In relation to incomes, the Minister highlights variations across the agriculture sector in relation to dairy, beef, tillage, and the size of farms. “We would undoubtedly have a lot of smaller farms that are part-time and therefore incomes are lower than farms that are larger and full-time,” he says, continuing: “It is also a reflection of the fact that over the last 40 years, internationally, food prices and the profitability associated with producing food has not risen in comparison with and in proportion to what has been going on in the rest of the economy. That has seen an erosion in farm incomes and the financial wellbeing of farming enterprises compared with alternatives. In the years ahead, we are going to see that change.”
In the context of the Russian invasion of Ukraine, the Minister believes that a newfound appreciation of the importance of and value of food will emerge. “The tide is turning on that and we are going to see food become more valuable and the other income streams make it improve incomes over the next while too,” he predicts.
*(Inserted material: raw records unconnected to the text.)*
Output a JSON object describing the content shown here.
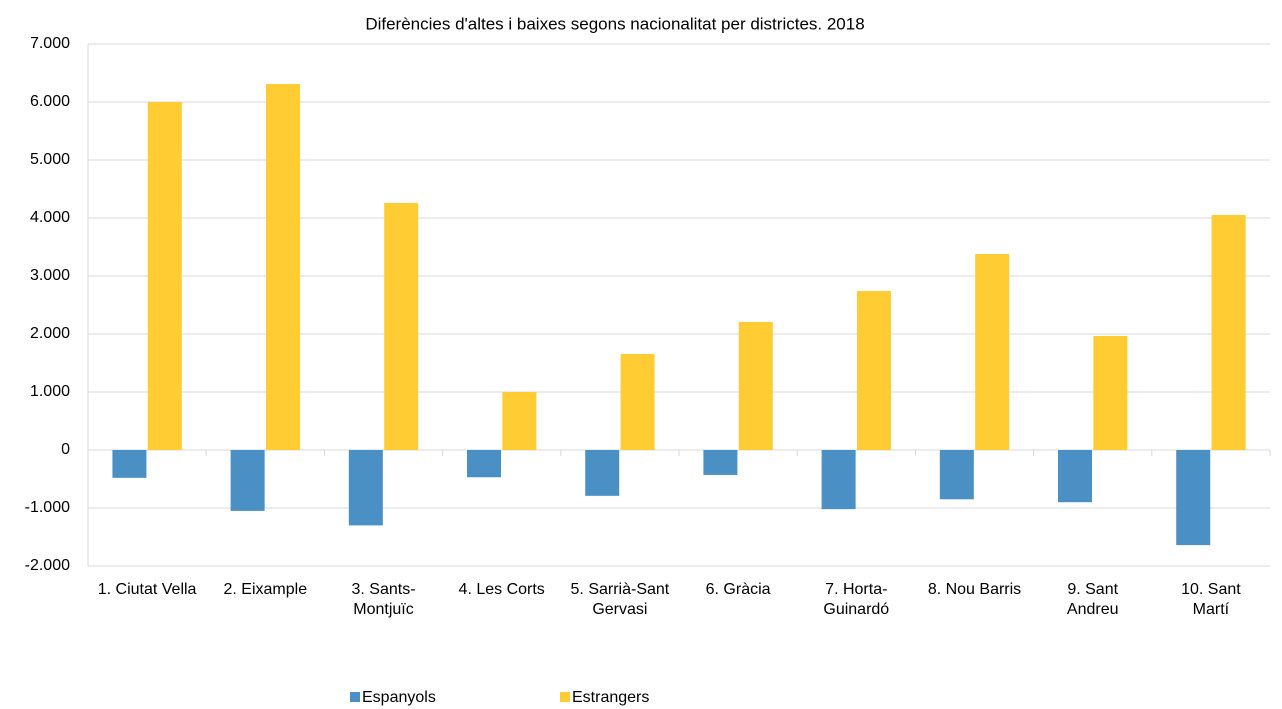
{
  "chart_data": {
    "type": "bar",
    "title": "Diferències d'altes i baixes segons nacionalitat per districtes. 2018",
    "categories": [
      "1. Ciutat Vella",
      "2. Eixample",
      "3. Sants-Montjuïc",
      "4. Les Corts",
      "5. Sarrià-Sant Gervasi",
      "6. Gràcia",
      "7. Horta-Guinardó",
      "8. Nou Barris",
      "9. Sant Andreu",
      "10. Sant Martí"
    ],
    "series": [
      {
        "name": "Espanyols",
        "color": "#4a90c4",
        "values": [
          -480,
          -1050,
          -1300,
          -470,
          -790,
          -430,
          -1020,
          -850,
          -900,
          -1640
        ]
      },
      {
        "name": "Estrangers",
        "color": "#ffcc33",
        "values": [
          6000,
          6310,
          4260,
          1000,
          1655,
          2207,
          2741,
          3379,
          1966,
          4052
        ]
      }
    ],
    "ylim": [
      -2000,
      7000
    ],
    "yticks": [
      {
        "value": -2000,
        "label": "-2.000"
      },
      {
        "value": -1000,
        "label": "-1.000"
      },
      0,
      {
        "value": 1000,
        "label": "1.000"
      },
      {
        "value": 2000,
        "label": "2.000"
      },
      {
        "value": 3000,
        "label": "3.000"
      },
      {
        "value": 4000,
        "label": "4.000"
      },
      {
        "value": 5000,
        "label": "5.000"
      },
      {
        "value": 6000,
        "label": "6.000"
      },
      {
        "value": 7000,
        "label": "7.000"
      }
    ],
    "grid": true
  }
}
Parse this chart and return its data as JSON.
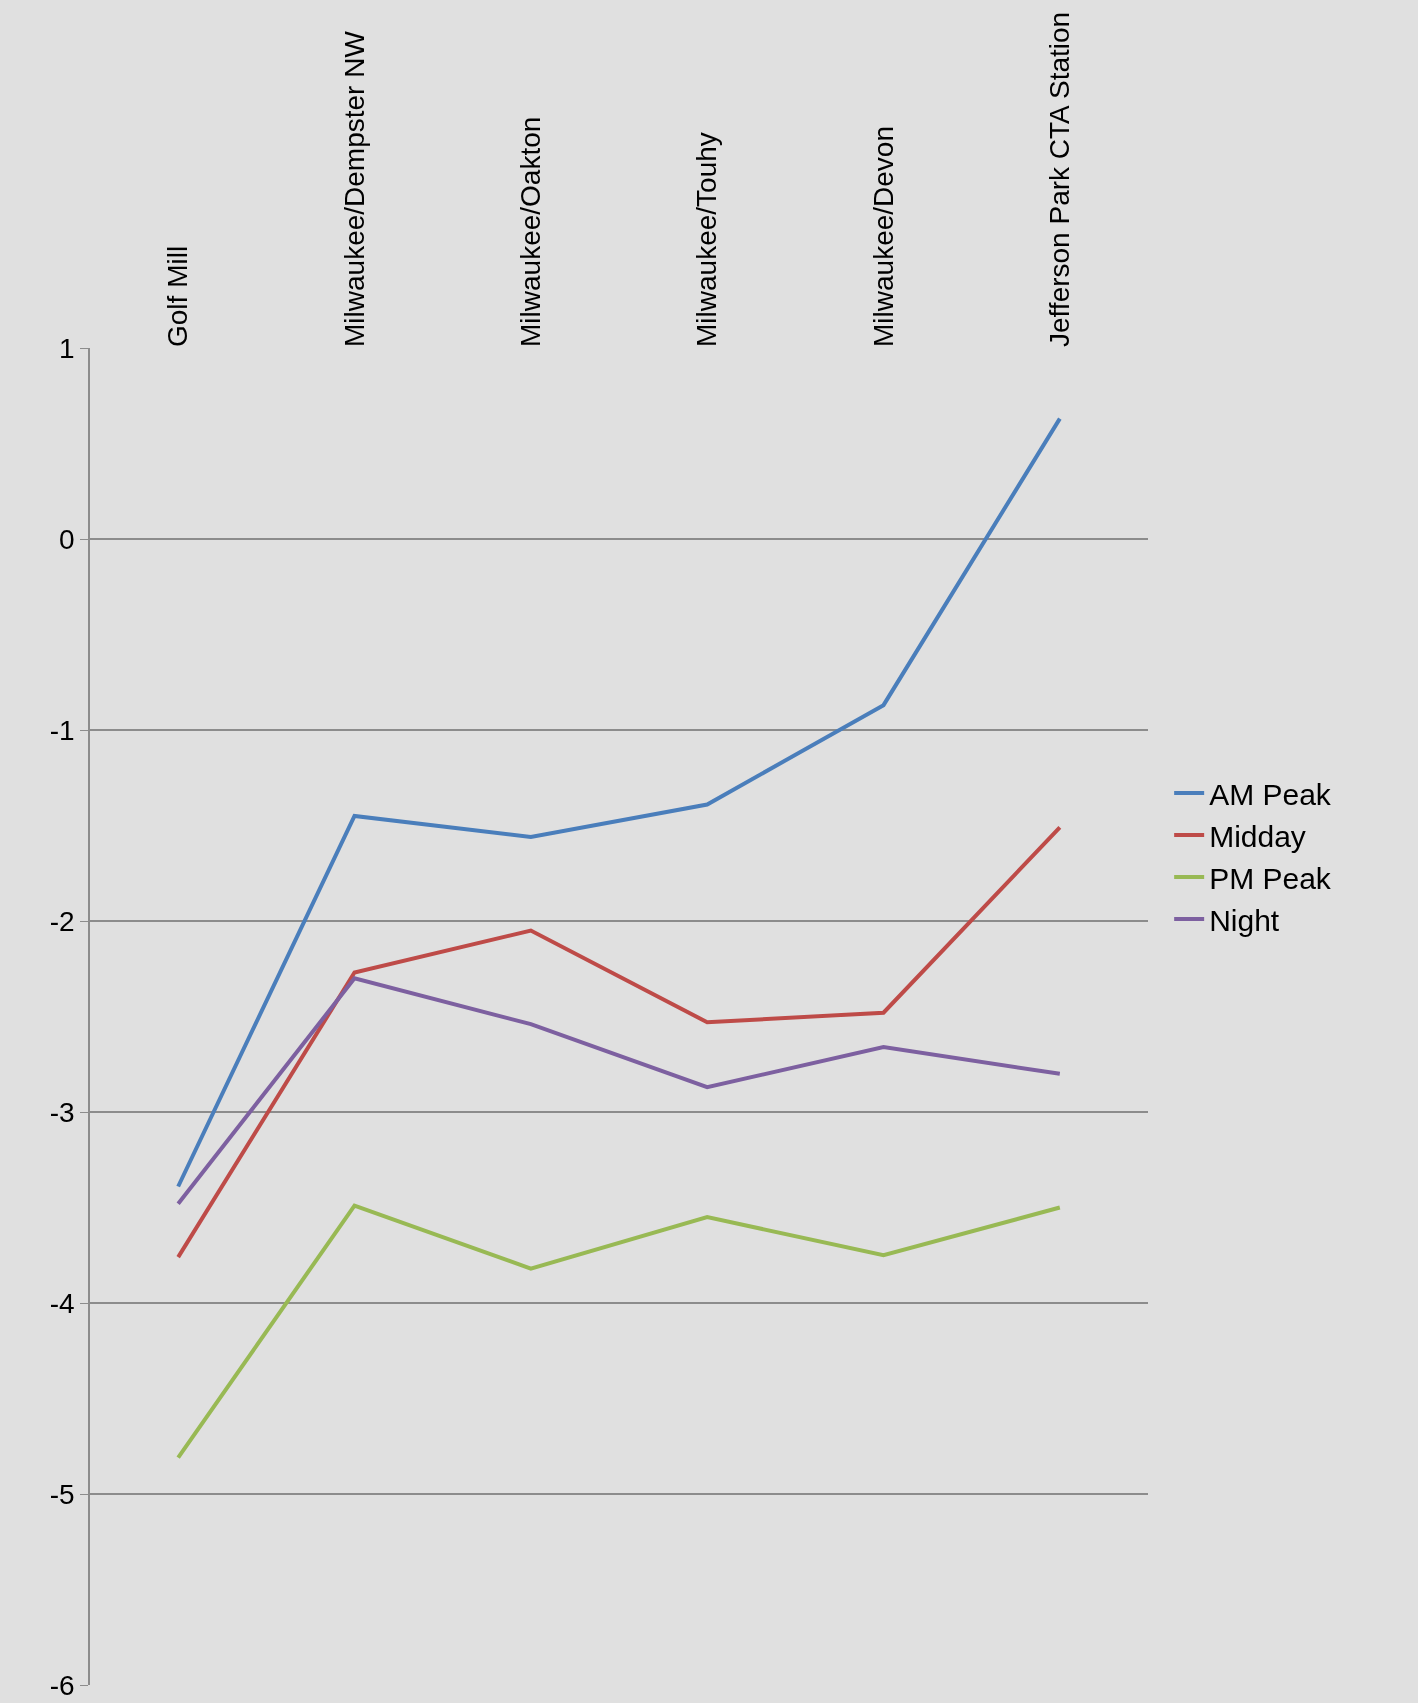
{
  "chart_data": {
    "type": "line",
    "categories": [
      "Golf Mill",
      "Milwaukee/Dempster NW",
      "Milwaukee/Oakton",
      "Milwaukee/Touhy",
      "Milwaukee/Devon",
      "Jefferson Park CTA Station"
    ],
    "series": [
      {
        "name": "AM Peak",
        "color": "#4a7ebb",
        "values": [
          -3.39,
          -1.45,
          -1.56,
          -1.39,
          -0.87,
          0.63
        ]
      },
      {
        "name": "Midday",
        "color": "#be4b48",
        "values": [
          -3.76,
          -2.27,
          -2.05,
          -2.53,
          -2.48,
          -1.51
        ]
      },
      {
        "name": "PM Peak",
        "color": "#98b954",
        "values": [
          -4.81,
          -3.49,
          -3.82,
          -3.55,
          -3.75,
          -3.5
        ]
      },
      {
        "name": "Night",
        "color": "#7d60a0",
        "values": [
          -3.48,
          -2.3,
          -2.54,
          -2.87,
          -2.66,
          -2.8
        ]
      }
    ],
    "ylim": [
      -6,
      1
    ],
    "yticks": [
      -6,
      -5,
      -4,
      -3,
      -2,
      -1,
      0,
      1
    ],
    "grid": "y",
    "legend": "right",
    "marker": "none",
    "line_style": "solid"
  }
}
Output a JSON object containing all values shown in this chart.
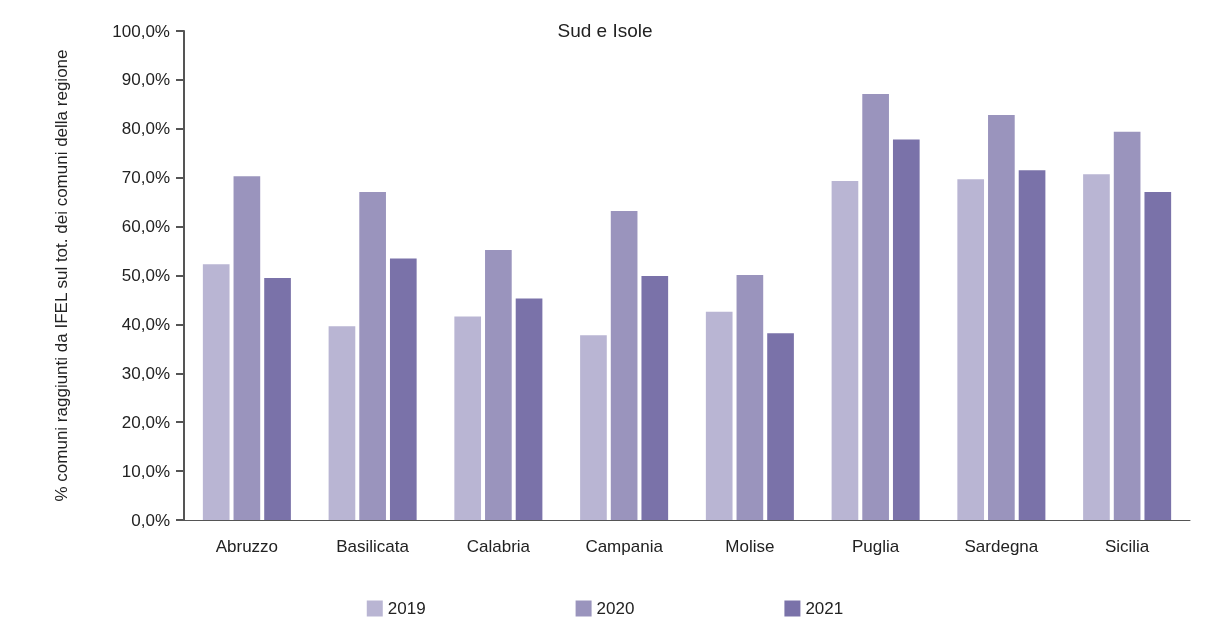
{
  "chart_data": {
    "type": "bar",
    "title": "Sud e Isole",
    "ylabel": "% comuni raggiunti da IFEL sul tot. dei comuni della regione",
    "categories": [
      "Abruzzo",
      "Basilicata",
      "Calabria",
      "Campania",
      "Molise",
      "Puglia",
      "Sardegna",
      "Sicilia"
    ],
    "series": [
      {
        "name": "2019",
        "color": "#b9b5d3",
        "values": [
          52.3,
          39.6,
          41.6,
          37.8,
          42.6,
          69.3,
          69.7,
          70.7
        ]
      },
      {
        "name": "2020",
        "color": "#9a94bd",
        "values": [
          70.3,
          67.1,
          55.2,
          63.2,
          50.1,
          87.1,
          82.8,
          79.4
        ]
      },
      {
        "name": "2021",
        "color": "#7a72a9",
        "values": [
          49.5,
          53.5,
          45.3,
          49.9,
          38.2,
          77.8,
          71.5,
          67.1
        ]
      }
    ],
    "ylim": [
      0,
      100
    ],
    "yticks": [
      {
        "value": 0,
        "label": "0,0%"
      },
      {
        "value": 10,
        "label": "10,0%"
      },
      {
        "value": 20,
        "label": "20,0%"
      },
      {
        "value": 30,
        "label": "30,0%"
      },
      {
        "value": 40,
        "label": "40,0%"
      },
      {
        "value": 50,
        "label": "50,0%"
      },
      {
        "value": 60,
        "label": "60,0%"
      },
      {
        "value": 70,
        "label": "70,0%"
      },
      {
        "value": 80,
        "label": "80,0%"
      },
      {
        "value": 90,
        "label": "90,0%"
      },
      {
        "value": 100,
        "label": "100,0%"
      }
    ],
    "grid": false,
    "legend": "bottom"
  }
}
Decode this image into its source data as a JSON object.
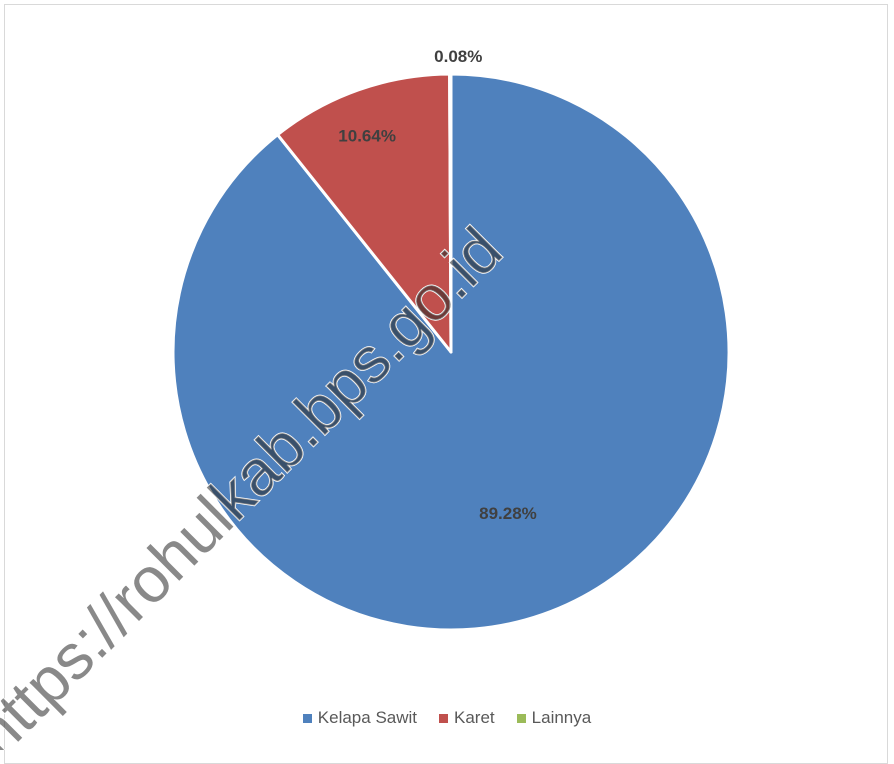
{
  "chart_data": {
    "type": "pie",
    "title": "",
    "categories": [
      "Kelapa Sawit",
      "Karet",
      "Lainnya"
    ],
    "values": [
      89.28,
      10.64,
      0.08
    ],
    "labels": [
      "89.28%",
      "10.64%",
      "0.08%"
    ],
    "colors": [
      "#4F81BD",
      "#C0504D",
      "#9BBB59"
    ],
    "legend_position": "bottom",
    "start_angle": "12 o'clock",
    "direction": "clockwise"
  },
  "watermark": {
    "text": "https://rohulkab.bps.go.id"
  }
}
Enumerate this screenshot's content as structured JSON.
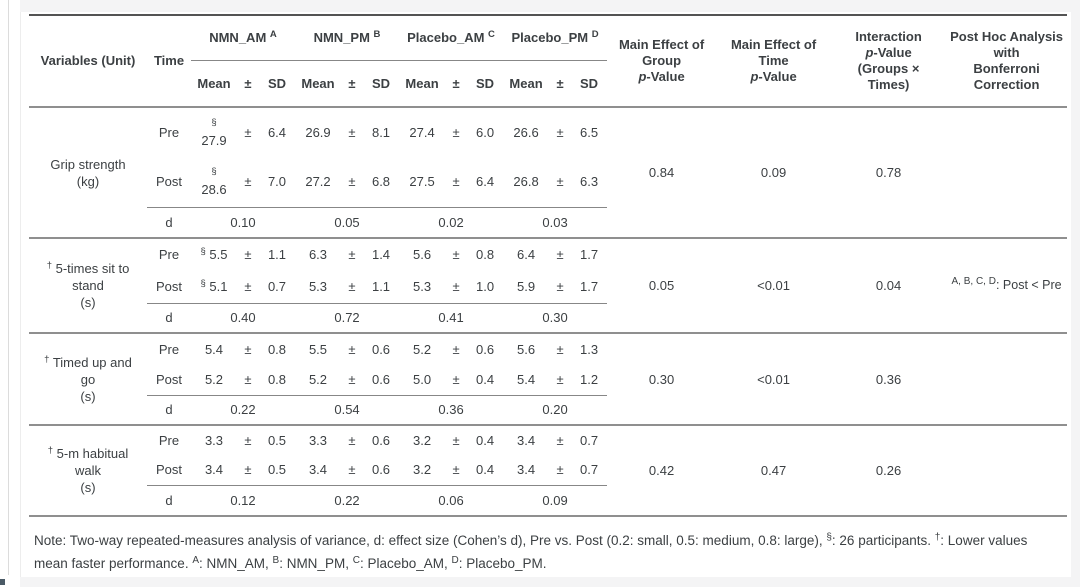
{
  "theme": {
    "outer_background": "#f4f4f5",
    "card_background": "#ffffff",
    "text_color": "#3c4043",
    "rule_dark": "#545454",
    "rule_mid": "#8f8f8f"
  },
  "table": {
    "col_headers": {
      "variables": "Variables (Unit)",
      "time": "Time",
      "mean": "Mean",
      "plus_minus": "±",
      "sd": "SD",
      "groups": [
        {
          "label": "NMN_AM",
          "sup": "A"
        },
        {
          "label": "NMN_PM",
          "sup": "B"
        },
        {
          "label": "Placebo_AM",
          "sup": "C"
        },
        {
          "label": "Placebo_PM",
          "sup": "D"
        }
      ],
      "stats": [
        {
          "lines": [
            "Main Effect of",
            "Group",
            "p-Value"
          ]
        },
        {
          "lines": [
            "Main Effect of",
            "Time",
            "p-Value"
          ]
        },
        {
          "lines": [
            "Interaction",
            "p-Value",
            "(Groups ×",
            "Times)"
          ]
        },
        {
          "lines": [
            "Post Hoc Analysis",
            "with",
            "Bonferroni",
            "Correction"
          ]
        }
      ]
    },
    "plus_minus_symbol": "±",
    "blocks": [
      {
        "variable": {
          "lines": [
            "Grip strength",
            "(kg)"
          ],
          "sup": ""
        },
        "rows": [
          {
            "time": "Pre",
            "cells": [
              {
                "sup": "§",
                "stack": true,
                "mean": "27.9",
                "sd": "6.4"
              },
              {
                "mean": "26.9",
                "sd": "8.1"
              },
              {
                "mean": "27.4",
                "sd": "6.0"
              },
              {
                "mean": "26.6",
                "sd": "6.5"
              }
            ]
          },
          {
            "time": "Post",
            "cells": [
              {
                "sup": "§",
                "stack": true,
                "mean": "28.6",
                "sd": "7.0"
              },
              {
                "mean": "27.2",
                "sd": "6.8"
              },
              {
                "mean": "27.5",
                "sd": "6.4"
              },
              {
                "mean": "26.8",
                "sd": "6.3"
              }
            ]
          }
        ],
        "d_label": "d",
        "d_values": [
          "0.10",
          "0.05",
          "0.02",
          "0.03"
        ],
        "p_group": "0.84",
        "p_time": "0.09",
        "p_interaction": "0.78",
        "post_hoc": null
      },
      {
        "variable": {
          "lines": [
            "5-times sit to",
            "stand",
            "(s)"
          ],
          "sup": "†"
        },
        "rows": [
          {
            "time": "Pre",
            "cells": [
              {
                "sup": "§",
                "mean": "5.5",
                "sd": "1.1"
              },
              {
                "mean": "6.3",
                "sd": "1.4"
              },
              {
                "mean": "5.6",
                "sd": "0.8"
              },
              {
                "mean": "6.4",
                "sd": "1.7"
              }
            ]
          },
          {
            "time": "Post",
            "cells": [
              {
                "sup": "§",
                "mean": "5.1",
                "sd": "0.7"
              },
              {
                "mean": "5.3",
                "sd": "1.1"
              },
              {
                "mean": "5.3",
                "sd": "1.0"
              },
              {
                "mean": "5.9",
                "sd": "1.7"
              }
            ]
          }
        ],
        "d_label": "d",
        "d_values": [
          "0.40",
          "0.72",
          "0.41",
          "0.30"
        ],
        "p_group": "0.05",
        "p_time": "<0.01",
        "p_interaction": "0.04",
        "post_hoc": {
          "sup": "A, B, C, D",
          "text": ": Post < Pre"
        }
      },
      {
        "variable": {
          "lines": [
            "Timed up and",
            "go",
            "(s)"
          ],
          "sup": "†"
        },
        "rows": [
          {
            "time": "Pre",
            "cells": [
              {
                "mean": "5.4",
                "sd": "0.8"
              },
              {
                "mean": "5.5",
                "sd": "0.6"
              },
              {
                "mean": "5.2",
                "sd": "0.6"
              },
              {
                "mean": "5.6",
                "sd": "1.3"
              }
            ]
          },
          {
            "time": "Post",
            "cells": [
              {
                "mean": "5.2",
                "sd": "0.8"
              },
              {
                "mean": "5.2",
                "sd": "0.6"
              },
              {
                "mean": "5.0",
                "sd": "0.4"
              },
              {
                "mean": "5.4",
                "sd": "1.2"
              }
            ]
          }
        ],
        "d_label": "d",
        "d_values": [
          "0.22",
          "0.54",
          "0.36",
          "0.20"
        ],
        "p_group": "0.30",
        "p_time": "<0.01",
        "p_interaction": "0.36",
        "post_hoc": null
      },
      {
        "variable": {
          "lines": [
            "5-m habitual",
            "walk",
            "(s)"
          ],
          "sup": "†"
        },
        "rows": [
          {
            "time": "Pre",
            "cells": [
              {
                "mean": "3.3",
                "sd": "0.5"
              },
              {
                "mean": "3.3",
                "sd": "0.6"
              },
              {
                "mean": "3.2",
                "sd": "0.4"
              },
              {
                "mean": "3.4",
                "sd": "0.7"
              }
            ]
          },
          {
            "time": "Post",
            "cells": [
              {
                "mean": "3.4",
                "sd": "0.5"
              },
              {
                "mean": "3.4",
                "sd": "0.6"
              },
              {
                "mean": "3.2",
                "sd": "0.4"
              },
              {
                "mean": "3.4",
                "sd": "0.7"
              }
            ]
          }
        ],
        "d_label": "d",
        "d_values": [
          "0.12",
          "0.22",
          "0.06",
          "0.09"
        ],
        "p_group": "0.42",
        "p_time": "0.47",
        "p_interaction": "0.26",
        "post_hoc": null
      }
    ]
  },
  "note": {
    "segments": [
      {
        "text": "Note: Two-way repeated-measures analysis of variance, d: effect size (Cohen’s d), Pre vs. Post (0.2: small, 0.5: medium, 0.8: large), "
      },
      {
        "sup": "§"
      },
      {
        "text": ": 26 participants. "
      },
      {
        "sup": "†"
      },
      {
        "text": ": Lower values mean faster performance. "
      },
      {
        "sup": "A"
      },
      {
        "text": ": NMN_AM, "
      },
      {
        "sup": "B"
      },
      {
        "text": ": NMN_PM, "
      },
      {
        "sup": "C"
      },
      {
        "text": ": Placebo_AM, "
      },
      {
        "sup": "D"
      },
      {
        "text": ": Placebo_PM."
      }
    ]
  }
}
Looking into the coming decade, McConalogue defines Food Vision 2030 in terms of “a food systems approach to agriculture and food”. From his perspective, the plan aims to determine how sustainable food production interacts with climate and human health, ensuring that the food system is a healthy one with nutrition at its core.
“It is about enhancing value; focusing on value growth over the course of the next decade as opposed to volume growth and ensuring the quality nutrition in what we are doing, and in so doing, having farm families’ incomes and wellbeing central to that.
“I think farming and food production is going to be more central to people’s lives than it has been at any stage over the last few decades, and it will become more valued as well, and a more profitable profession,” he concludes.